Anatomical Record - Part A Discoveries in Molecular, Cellular, and Evolutionary Biology, cilt.277, sa.2, ss.396-407, 2004 (Diğer Kurumların Hakemli Dergileri) identifier identifier identifier

  • Yayın Türü: Makale / Tam Makale
  • Cilt numarası: 277 Konu: 2
  • Basım Tarihi: 2004
  • Doi Numarası: 10.1002/ar.a.20029
  • Dergi Adı: Anatomical Record - Part A Discoveries in Molecular, Cellular, and Evolutionary Biology
  • Sayfa Sayıları: ss.396-407

Özet

In whole-mount explant cultures of the trigeminal ganglion (TG) with intact peripheral and brainstem targets, exogenous application of nerve growth factor (NGF) and neurotrophin-3 (NT-3) leads to elongation and precocious arborization of embryonic trigeminal axons, respectively.
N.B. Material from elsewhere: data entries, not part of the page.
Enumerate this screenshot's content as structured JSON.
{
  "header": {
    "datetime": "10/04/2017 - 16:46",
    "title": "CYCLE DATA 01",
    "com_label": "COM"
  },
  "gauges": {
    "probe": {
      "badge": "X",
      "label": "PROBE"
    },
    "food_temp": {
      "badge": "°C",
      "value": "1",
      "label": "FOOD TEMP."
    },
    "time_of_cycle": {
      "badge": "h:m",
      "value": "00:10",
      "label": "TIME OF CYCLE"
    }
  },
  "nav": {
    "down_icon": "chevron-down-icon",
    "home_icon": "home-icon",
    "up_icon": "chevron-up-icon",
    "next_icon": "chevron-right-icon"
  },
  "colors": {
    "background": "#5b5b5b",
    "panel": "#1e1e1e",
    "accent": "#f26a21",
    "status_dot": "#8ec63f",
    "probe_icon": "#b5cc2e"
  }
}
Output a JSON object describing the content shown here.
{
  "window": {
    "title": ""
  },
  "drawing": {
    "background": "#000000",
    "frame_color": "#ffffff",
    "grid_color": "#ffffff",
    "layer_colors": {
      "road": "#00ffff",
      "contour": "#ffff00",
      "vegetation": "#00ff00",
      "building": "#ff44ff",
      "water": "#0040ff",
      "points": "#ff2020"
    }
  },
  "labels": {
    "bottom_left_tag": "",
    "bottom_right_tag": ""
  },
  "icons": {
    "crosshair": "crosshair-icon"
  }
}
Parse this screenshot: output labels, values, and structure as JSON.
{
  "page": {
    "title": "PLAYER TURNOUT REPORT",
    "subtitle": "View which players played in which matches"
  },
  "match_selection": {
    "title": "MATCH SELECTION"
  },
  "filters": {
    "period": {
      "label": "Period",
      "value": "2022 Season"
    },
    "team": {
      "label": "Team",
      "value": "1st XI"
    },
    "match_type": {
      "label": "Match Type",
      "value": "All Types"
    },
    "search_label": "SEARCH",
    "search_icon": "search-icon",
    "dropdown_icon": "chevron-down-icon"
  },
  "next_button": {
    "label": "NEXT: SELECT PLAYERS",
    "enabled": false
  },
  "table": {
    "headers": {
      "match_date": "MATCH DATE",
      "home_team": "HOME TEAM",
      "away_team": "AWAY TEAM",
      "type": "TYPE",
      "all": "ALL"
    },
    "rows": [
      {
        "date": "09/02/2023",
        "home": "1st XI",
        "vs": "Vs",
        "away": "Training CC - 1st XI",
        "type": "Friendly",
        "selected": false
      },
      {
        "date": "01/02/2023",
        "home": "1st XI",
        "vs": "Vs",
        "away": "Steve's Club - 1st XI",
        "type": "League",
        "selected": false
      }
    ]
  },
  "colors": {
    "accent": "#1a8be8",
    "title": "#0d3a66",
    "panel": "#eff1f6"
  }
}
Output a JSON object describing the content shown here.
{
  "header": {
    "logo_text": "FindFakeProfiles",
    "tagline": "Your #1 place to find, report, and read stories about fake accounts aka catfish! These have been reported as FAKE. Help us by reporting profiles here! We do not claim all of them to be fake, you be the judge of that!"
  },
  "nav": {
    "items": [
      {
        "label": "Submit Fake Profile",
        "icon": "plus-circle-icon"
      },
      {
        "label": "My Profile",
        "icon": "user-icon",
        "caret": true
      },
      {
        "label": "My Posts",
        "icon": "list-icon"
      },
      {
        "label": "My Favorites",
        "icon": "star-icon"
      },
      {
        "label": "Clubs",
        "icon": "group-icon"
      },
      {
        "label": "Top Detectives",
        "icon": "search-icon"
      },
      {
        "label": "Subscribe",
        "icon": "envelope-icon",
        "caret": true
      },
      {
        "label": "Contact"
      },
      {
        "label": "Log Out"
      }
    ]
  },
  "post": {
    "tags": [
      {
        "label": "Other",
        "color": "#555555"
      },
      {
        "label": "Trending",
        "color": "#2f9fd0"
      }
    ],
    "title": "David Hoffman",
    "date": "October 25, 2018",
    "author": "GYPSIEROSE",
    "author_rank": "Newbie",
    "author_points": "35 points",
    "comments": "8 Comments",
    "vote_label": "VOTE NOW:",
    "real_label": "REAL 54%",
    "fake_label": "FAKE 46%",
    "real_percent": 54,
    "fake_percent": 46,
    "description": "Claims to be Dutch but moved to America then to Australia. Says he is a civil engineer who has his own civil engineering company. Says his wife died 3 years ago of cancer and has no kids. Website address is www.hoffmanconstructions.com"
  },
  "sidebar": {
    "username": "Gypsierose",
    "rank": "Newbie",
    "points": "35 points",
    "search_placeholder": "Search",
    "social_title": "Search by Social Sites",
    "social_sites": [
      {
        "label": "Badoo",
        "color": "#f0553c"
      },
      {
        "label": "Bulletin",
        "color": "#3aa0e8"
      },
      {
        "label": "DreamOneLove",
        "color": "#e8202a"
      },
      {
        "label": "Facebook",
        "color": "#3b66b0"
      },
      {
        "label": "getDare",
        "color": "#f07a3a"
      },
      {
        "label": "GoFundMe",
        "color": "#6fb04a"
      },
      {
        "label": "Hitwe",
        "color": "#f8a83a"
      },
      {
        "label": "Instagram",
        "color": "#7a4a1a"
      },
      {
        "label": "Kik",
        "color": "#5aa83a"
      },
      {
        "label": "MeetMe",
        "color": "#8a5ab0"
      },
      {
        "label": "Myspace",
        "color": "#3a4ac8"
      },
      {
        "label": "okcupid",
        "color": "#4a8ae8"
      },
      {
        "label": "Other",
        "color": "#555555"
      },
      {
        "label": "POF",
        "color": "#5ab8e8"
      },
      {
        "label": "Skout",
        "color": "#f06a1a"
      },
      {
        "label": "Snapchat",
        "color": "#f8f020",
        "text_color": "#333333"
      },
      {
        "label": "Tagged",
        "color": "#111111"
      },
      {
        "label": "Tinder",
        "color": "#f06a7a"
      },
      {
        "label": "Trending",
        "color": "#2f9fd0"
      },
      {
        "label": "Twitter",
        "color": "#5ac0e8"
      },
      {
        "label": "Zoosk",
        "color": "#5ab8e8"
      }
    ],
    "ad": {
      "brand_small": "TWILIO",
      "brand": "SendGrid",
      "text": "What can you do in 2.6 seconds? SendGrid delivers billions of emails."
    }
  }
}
In addition, neurotrophins play a major role in survival and differentiation of distinct classes of TG neurons. In the present study, we conducted morphometric analyses of trigeminal neurons exposed to exogenous NGF or NT-3 in whole-mount explant cultures. Explants dissected from embryonic day (E) 13 and E15 rats were cultured in the presence of serum-free medium (SFM) or in SFM supplemented with NGF or NT-3 for 3 days. TG neurons were then retrogradely labeled with lipophilic tracer DiI and their soma size distributions were compared following different treatments. The mean diameters of E13 and E15 trigeminal neurons grown in the presence of NT-3 were similar to those grown in SFM. On the other hand, in cultures supplemented with NGF, the mean diameters of neurons were larger at E13, but smaller at E15. Double immunolabeling with TrkA and TrkC antibodies confirmed the presence of large-diameter TrkA-positive neurons in E13 TG, but not in E15 TG. At both ages, other large-diameter neurons expressed only TrkC. These results show that exposure to NGF leads to phenotypic changes in TrkA-expressing trigeminal neurons at early embryonic development, but selective survival of small diameter neurons at later ages. © 2004 Wiley-Liss, Inc.